Ein Team von 279 Autor*innen aus 138 Institutionen – darunter auch Dr. Urs Eggli, seit 38 Jahren wissenschaftlicher Mitarbeiter der Sukkulenten-Sammlung Zürich – hat am 24. April 2024 im Wissenschaftsmagazin «Nature» einen neuen Stammbaum der Bedecktsamigen Pflanzen veröffentlicht. Die Studie ist in ihrem Umfang einzigartig. Noch nie wurde der Reichtum der heute existierenden Bedecktsamigen Pflanzen derart umfassend analysiert: Insgesamt untersuchten die Forschenden 9506 verschiedene Arten aus 7923 Gattungen, die sämtliche heute anerkannten 416 Pflanzenfamilien repräsentieren.
Das 2015 von den Royal Botanic Gardens Kew unter William Baker initiierte sogenannte PAFTOL-Projekt ( Plant And Fungi Tree Of Life) benutzte die modernsten molekularbiologischen Methoden: Statt nur ein paar wenige Gene mit einigen 100 oder 1000 «genetischen Buchstaben» zu untersuchen, wurden gleichzeitig parallel 353 unterschiedliche Gene mit zusammen über 500 000 Buchstaben analysiert.
Material von fast 200 Kakteenarten aus Zürich
Dazu brauchte es von den einzelnen Pflanzen nur kleine Schnipsel. Rund ein Drittel der analysierten Proben wurden von Herbarmaterial entnommen, der Rest von Pflanzen aus den Sammlungen botanischer Gärten. Die Sukkulenten-Sammlung Zürich ist in Kooperation mit Dr. Jurriaan de Vos von der Universität Basel und Dr. Reto Nyffeler von der Universität Zürich am Projekt beteiligt und hat Material von 196 Kakteenarten geliefert. «Die ausgezeichnete Dokumentationslage unseres Pflanzenbestandes bietet beste Grundlagen für die Erforschung von evolutiven Vorgängen und die weltweite Zusammenarbeit mit renommierten Forschungsteams», führt die Leiterin der Sukkulenten-Sammlung Zürich, Dr.

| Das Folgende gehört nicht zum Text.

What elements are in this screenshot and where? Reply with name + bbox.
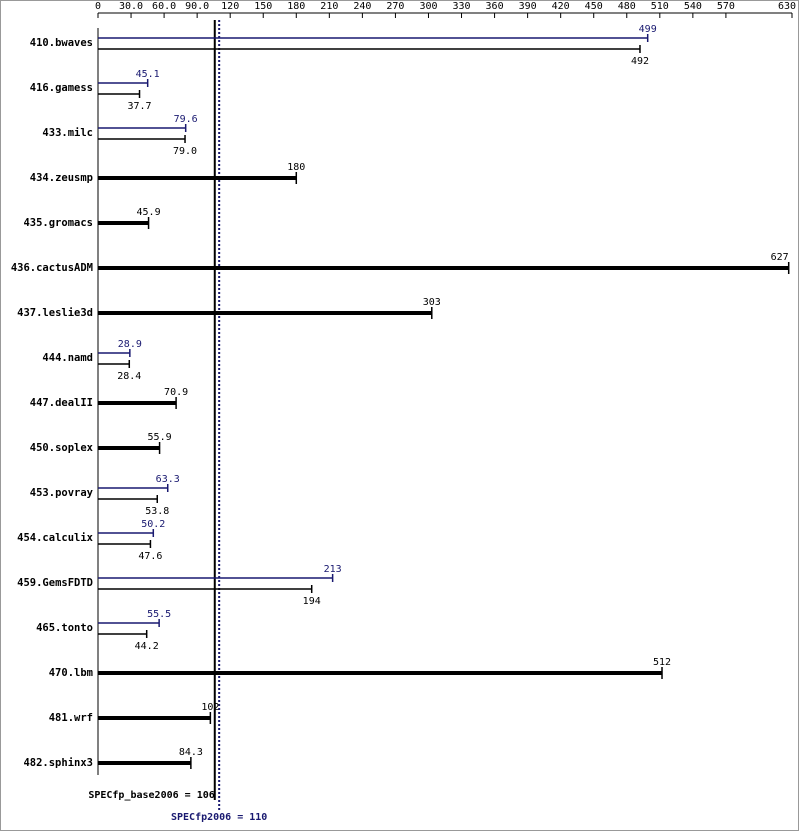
x-tick-label: 180 <box>287 1 305 12</box>
category-label: 482.sphinx3 <box>23 757 93 769</box>
value-label: 180 <box>287 162 305 173</box>
value-label: 512 <box>653 657 671 668</box>
value-label: 55.9 <box>148 432 172 443</box>
base-value-label: 37.7 <box>127 101 151 112</box>
x-tick-label: 60.0 <box>152 1 176 12</box>
x-tick-label: 240 <box>353 1 371 12</box>
category-label: 434.zeusmp <box>30 172 93 184</box>
reference-label: SPECfp2006 = 110 <box>171 812 267 823</box>
category-label: 470.lbm <box>49 667 93 679</box>
x-tick-label: 480 <box>618 1 636 12</box>
x-tick-label: 510 <box>651 1 669 12</box>
x-tick-label: 330 <box>452 1 470 12</box>
peak-value-label: 55.5 <box>147 609 171 620</box>
x-tick-label: 30.0 <box>119 1 143 12</box>
x-tick-label: 120 <box>221 1 239 12</box>
base-value-label: 44.2 <box>135 641 159 652</box>
value-label: 45.9 <box>137 207 161 218</box>
value-label: 303 <box>423 297 441 308</box>
x-tick-label: 300 <box>419 1 437 12</box>
base-value-label: 79.0 <box>173 146 197 157</box>
category-label: 433.milc <box>42 127 93 139</box>
category-label: 436.cactusADM <box>11 262 93 274</box>
peak-value-label: 79.6 <box>174 114 198 125</box>
x-tick-label: 210 <box>320 1 338 12</box>
category-label: 481.wrf <box>49 712 93 724</box>
x-tick-label: 630 <box>778 1 796 12</box>
peak-value-label: 499 <box>639 24 657 35</box>
category-label: 435.gromacs <box>23 217 93 229</box>
peak-value-label: 28.9 <box>118 339 142 350</box>
category-label: 410.bwaves <box>30 37 93 49</box>
x-tick-label: 450 <box>585 1 603 12</box>
category-label: 465.tonto <box>36 622 93 634</box>
category-label: 437.leslie3d <box>17 307 93 319</box>
x-tick-label: 420 <box>552 1 570 12</box>
base-value-label: 492 <box>631 56 649 67</box>
peak-value-label: 45.1 <box>136 69 160 80</box>
base-value-label: 194 <box>303 596 321 607</box>
x-tick-label: 0 <box>95 1 101 12</box>
x-tick-label: 360 <box>486 1 504 12</box>
category-label: 459.GemsFDTD <box>17 577 93 589</box>
value-label: 84.3 <box>179 747 203 758</box>
base-value-label: 53.8 <box>145 506 169 517</box>
x-tick-label: 270 <box>386 1 404 12</box>
category-label: 453.povray <box>30 487 94 499</box>
category-label: 444.namd <box>42 352 93 364</box>
base-value-label: 47.6 <box>138 551 162 562</box>
reference-label: SPECfp_base2006 = 106 <box>88 790 214 801</box>
category-label: 416.gamess <box>30 82 93 94</box>
peak-value-label: 63.3 <box>156 474 180 485</box>
peak-value-label: 50.2 <box>141 519 165 530</box>
x-tick-label: 90.0 <box>185 1 209 12</box>
value-label: 627 <box>771 252 789 263</box>
peak-value-label: 213 <box>324 564 342 575</box>
category-label: 450.soplex <box>30 442 94 454</box>
x-tick-label: 390 <box>519 1 537 12</box>
value-label: 102 <box>201 702 219 713</box>
x-tick-label: 150 <box>254 1 272 12</box>
base-value-label: 28.4 <box>117 371 141 382</box>
x-tick-label: 540 <box>684 1 702 12</box>
category-label: 454.calculix <box>17 532 94 544</box>
x-tick-label: 570 <box>717 1 735 12</box>
category-label: 447.dealII <box>30 397 93 409</box>
value-label: 70.9 <box>164 387 188 398</box>
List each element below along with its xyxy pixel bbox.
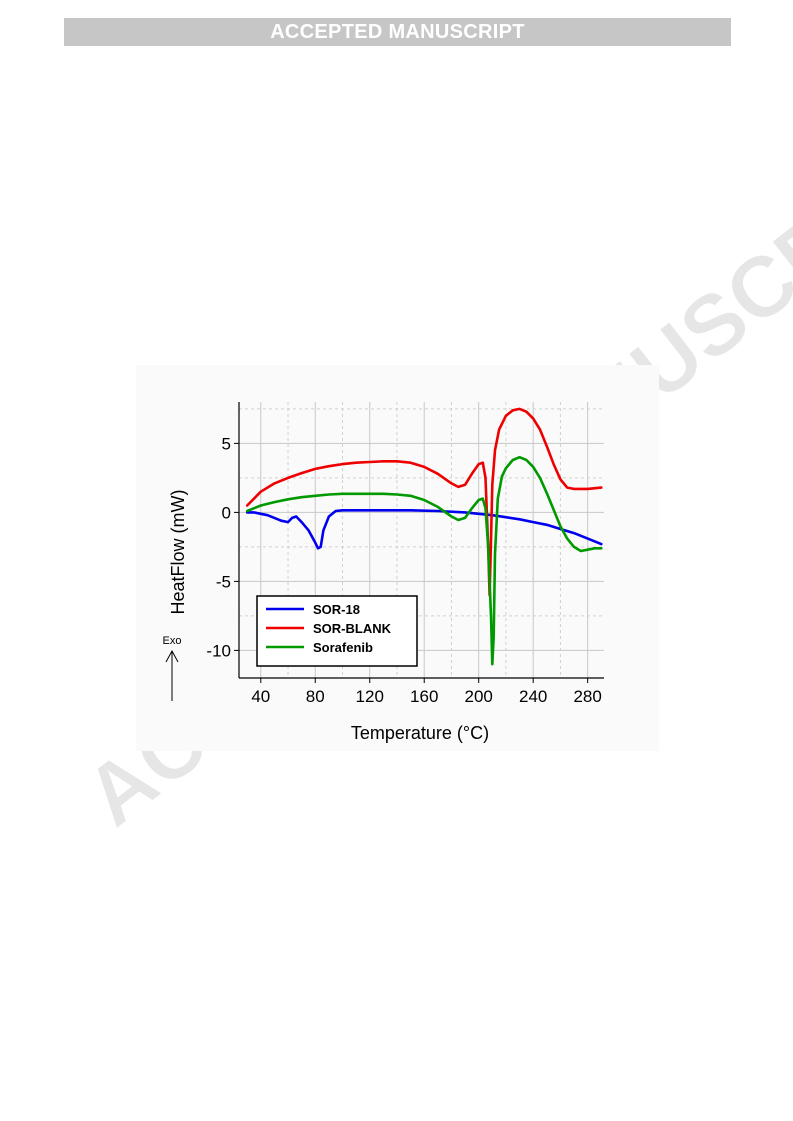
legend-label: SOR-18	[313, 602, 360, 617]
legend-label: Sorafenib	[313, 640, 373, 655]
legend-label: SOR-BLANK	[313, 621, 392, 636]
header-banner: ACCEPTED MANUSCRIPT	[64, 18, 731, 46]
x-axis-label: Temperature (°C)	[351, 723, 489, 743]
series-line-sor-18	[245, 509, 603, 550]
series-line-sorafenib	[245, 455, 603, 666]
x-tick-label: 240	[519, 687, 547, 706]
y-tick-labels: 5 0 -5 -10	[206, 434, 231, 660]
series-layer	[245, 407, 603, 666]
series-line-sor-blank	[245, 407, 603, 597]
header-banner-text: ACCEPTED MANUSCRIPT	[270, 21, 525, 43]
x-tick-label: 160	[410, 687, 438, 706]
x-tick-label: 200	[465, 687, 493, 706]
x-tick-label: 280	[573, 687, 601, 706]
dsc-chart: 40 80 120 160 200 240 280 5 0 -5 -10 Temperature …	[163, 402, 604, 743]
legend-box	[256, 595, 418, 667]
legend: SOR-18 SOR-BLANK Sorafenib	[256, 595, 418, 667]
y-tick-label: -10	[206, 641, 231, 660]
x-tick-label: 40	[251, 687, 270, 706]
exo-text: Exo	[163, 635, 182, 647]
y-tick-label: 0	[222, 503, 231, 522]
exo-arrowhead-icon	[165, 649, 179, 663]
dsc-thermogram-figure: 40 80 120 160 200 240 280 5 0 -5 -10 Temperature …	[136, 365, 659, 751]
exo-annotation: Exo	[163, 635, 182, 701]
x-tick-label: 80	[306, 687, 325, 706]
y-axis-label: HeatFlow (mW)	[168, 490, 188, 615]
axes-layer	[234, 402, 604, 683]
x-tick-labels: 40 80 120 160 200 240 280	[251, 687, 602, 706]
x-tick-label: 120	[356, 687, 384, 706]
y-tick-label: 5	[222, 434, 231, 453]
y-tick-label: -5	[216, 572, 231, 591]
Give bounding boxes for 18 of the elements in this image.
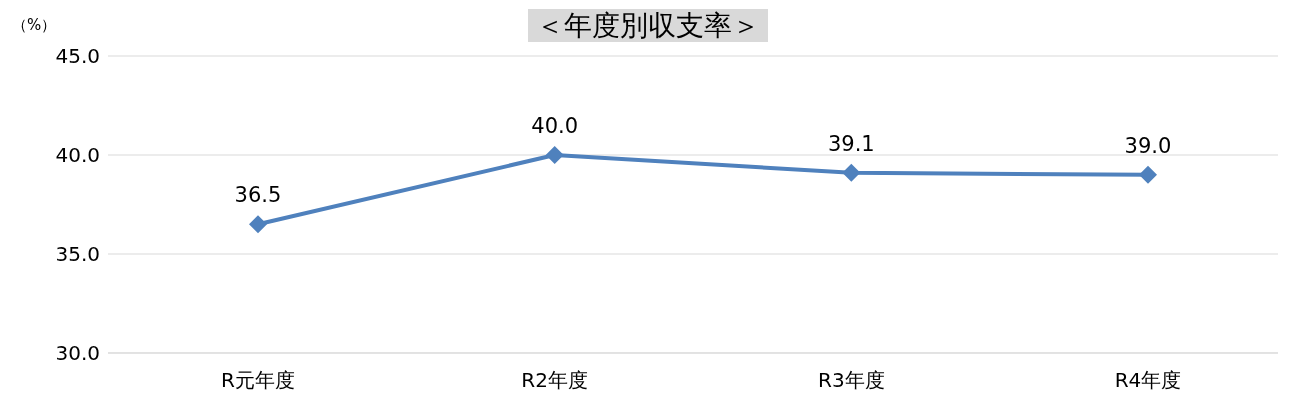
chart-title: ＜年度別収支率＞: [528, 9, 768, 42]
y-tick-label: 30.0: [55, 341, 100, 366]
x-tick-label: R元年度: [221, 368, 295, 393]
y-axis-title: （%）: [12, 16, 57, 35]
y-tick-label: 45.0: [55, 44, 100, 69]
y-tick-label: 35.0: [55, 242, 100, 267]
point: [249, 215, 267, 234]
point: [545, 146, 564, 164]
data-label: 40.0: [531, 114, 579, 138]
x-tick-label: R4年度: [1114, 368, 1182, 393]
data-label: 39.1: [827, 131, 875, 156]
data-label: 36.5: [234, 183, 282, 208]
x-tick-label: R3年度: [818, 368, 885, 393]
x-tick-label: R2年度: [521, 368, 588, 393]
point: [1139, 165, 1157, 184]
y-tick-label: 40.0: [55, 143, 100, 168]
point: [842, 163, 861, 182]
data-label: 39.0: [1124, 133, 1172, 158]
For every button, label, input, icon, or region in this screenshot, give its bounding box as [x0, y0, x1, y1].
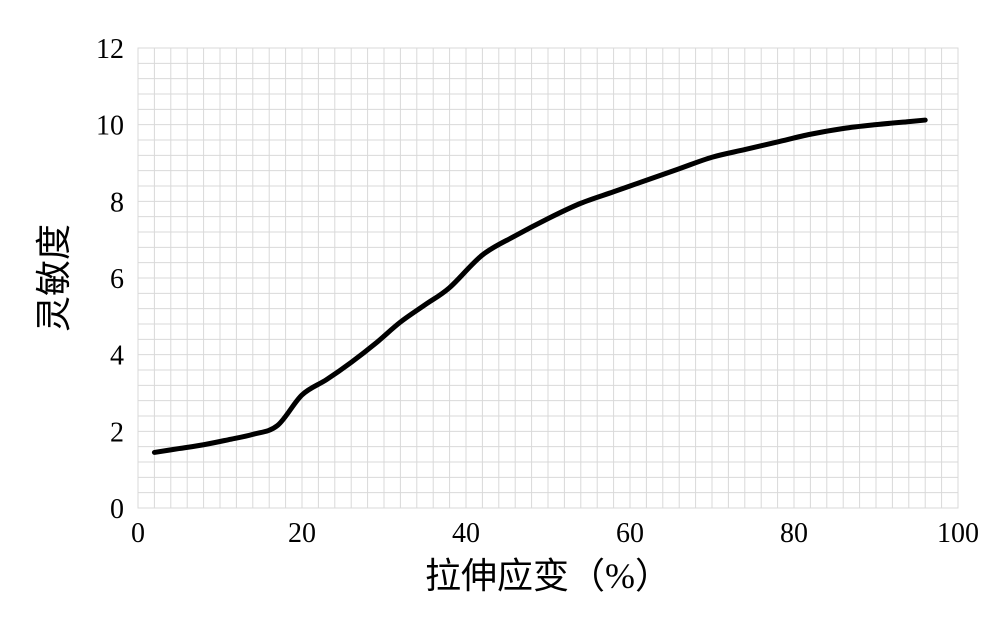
y-tick-label: 10: [96, 111, 124, 142]
x-tick-label: 20: [288, 518, 316, 549]
x-tick-label: 100: [937, 518, 979, 549]
x-tick-label: 60: [616, 518, 644, 549]
chart-container: 0 20 40 60 80 100 0 2 4 6 8 10 12 拉伸应变（%） 灵敏度: [18, 18, 980, 613]
y-tick-label: 4: [110, 341, 124, 372]
y-tick-label: 0: [110, 494, 124, 525]
y-tick-label: 8: [110, 187, 124, 218]
x-tick-label: 40: [452, 518, 480, 549]
y-tick-label: 6: [110, 264, 124, 295]
line-chart: 0 20 40 60 80 100 0 2 4 6 8 10 12 拉伸应变（%） 灵敏度: [18, 18, 980, 613]
x-tick-label: 80: [780, 518, 808, 549]
x-tick-label: 0: [131, 518, 145, 549]
y-tick-label: 12: [96, 34, 124, 65]
y-tick-label: 2: [110, 417, 124, 448]
y-axis-label: 灵敏度: [34, 224, 74, 332]
x-axis-label: 拉伸应变（%）: [425, 556, 671, 596]
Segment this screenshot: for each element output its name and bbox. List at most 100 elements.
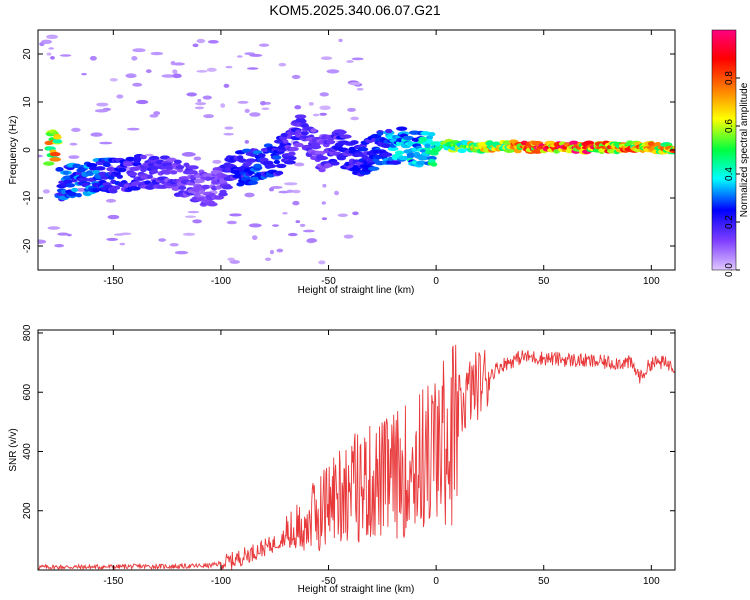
spectrogram-noise-blob [319,105,331,111]
spectrogram-noise-blob [244,108,250,114]
spectrogram-cell [53,135,62,140]
spectrogram-cell [272,155,282,160]
spectrogram-noise-blob [282,211,288,215]
spectrogram-noise-blob [194,106,205,110]
spectrogram-cell [102,162,111,168]
spectrogram-noise-blob [158,238,167,242]
snr-xtick-label: 50 [538,576,550,587]
spectrogram-noise-blob [236,55,243,58]
spectrogram-noise-blob [172,69,178,74]
spectrogram-noise-blob [89,55,97,61]
spectrogram-noise-blob [286,189,294,193]
spectrogram-noise-blob [116,94,124,99]
spectrogram-cell [264,163,277,169]
snr-x-ticks: -150 -100 -50 0 50 100 [103,330,660,587]
spectrogram-cell [202,173,214,178]
spectrogram-noise-blob [59,54,72,57]
spectrogram-cell [140,167,147,173]
spectrogram-cell [357,147,369,152]
spectrogram-noise-blob [196,38,206,44]
spectrogram-ytick-label: -20 [22,238,33,253]
snr-y-ticks: 200 400 600 800 [22,324,675,519]
spectrogram-cell [71,187,79,193]
colorbar-tick-label: 0.0 [724,263,735,277]
spectrogram-core-cell [672,146,675,150]
spectrogram-noise-blob [125,73,137,79]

Gabriela S. Wyss stolz aus.
Der in der Publikation «Nature» vorgestellte neue Stammbaum ist detaillierter als alle früheren vergleichbaren Studien, die aus vielen einzelnen kleineren Studien mit weniger Arten und vor allem viel weniger Genen zusammengestellt wurden. Die bisherigen Kenntnisse zur Evolution der Pflanzenvielfalt werden in den Grundzügen bestätigt. Bei einigen Verwandtschaften führen die Daten aber zu neuen Einsichten. Das gilt insbesondere auch für die Evolution der Vielfalt der Kakteen.
Neues Wissen wertvoll für Klimaforschung und Pharmazie
Das im Projekt gewonnene neue Wissen kann in der Praxis vielfältig genutzt werden – die Grundlagedaten sind öffentlich für weitere Analysen und Studien verfügbar. Der Stammbaum hat auch eine zeitliche Dimension. Damit können zum Beispiel Klimaveränderungen mit der Evolutionsgeschwindigkeit korreliert werden: So erhöhte sich die Evolutionsrate vor ungefähr 40 Millionen Jahren im Zusammenhang mit einer globalen Abkühlung. Die bessere Kenntnis der Verwandtschaften im Stammbaum kann auch für das Aufspüren von Wirkstoffen für die Pharmazie nützlich sein oder für Fragen der Prioritätensetzung im Natur- und Artenschutz.
Über die Sukkulenten-Sammlung
Die Sukkulenten-Sammlung Zürich beherbergt seit 1931 die weltweit umfangreichste und bedeutendste Spezialsammlung sukkulenter Pflanzen und ist ein nationales Kulturgut. Sie bietet jährlich rund 60 000 Besucher*innen einen Einblick in die Vielfalt sukkulenter Pflanzen. Rund 22 000 Einzelpflanzen von über 4400 Arten werden hier kultiviert, wissenschaftlich dokumentiert und präsentiert.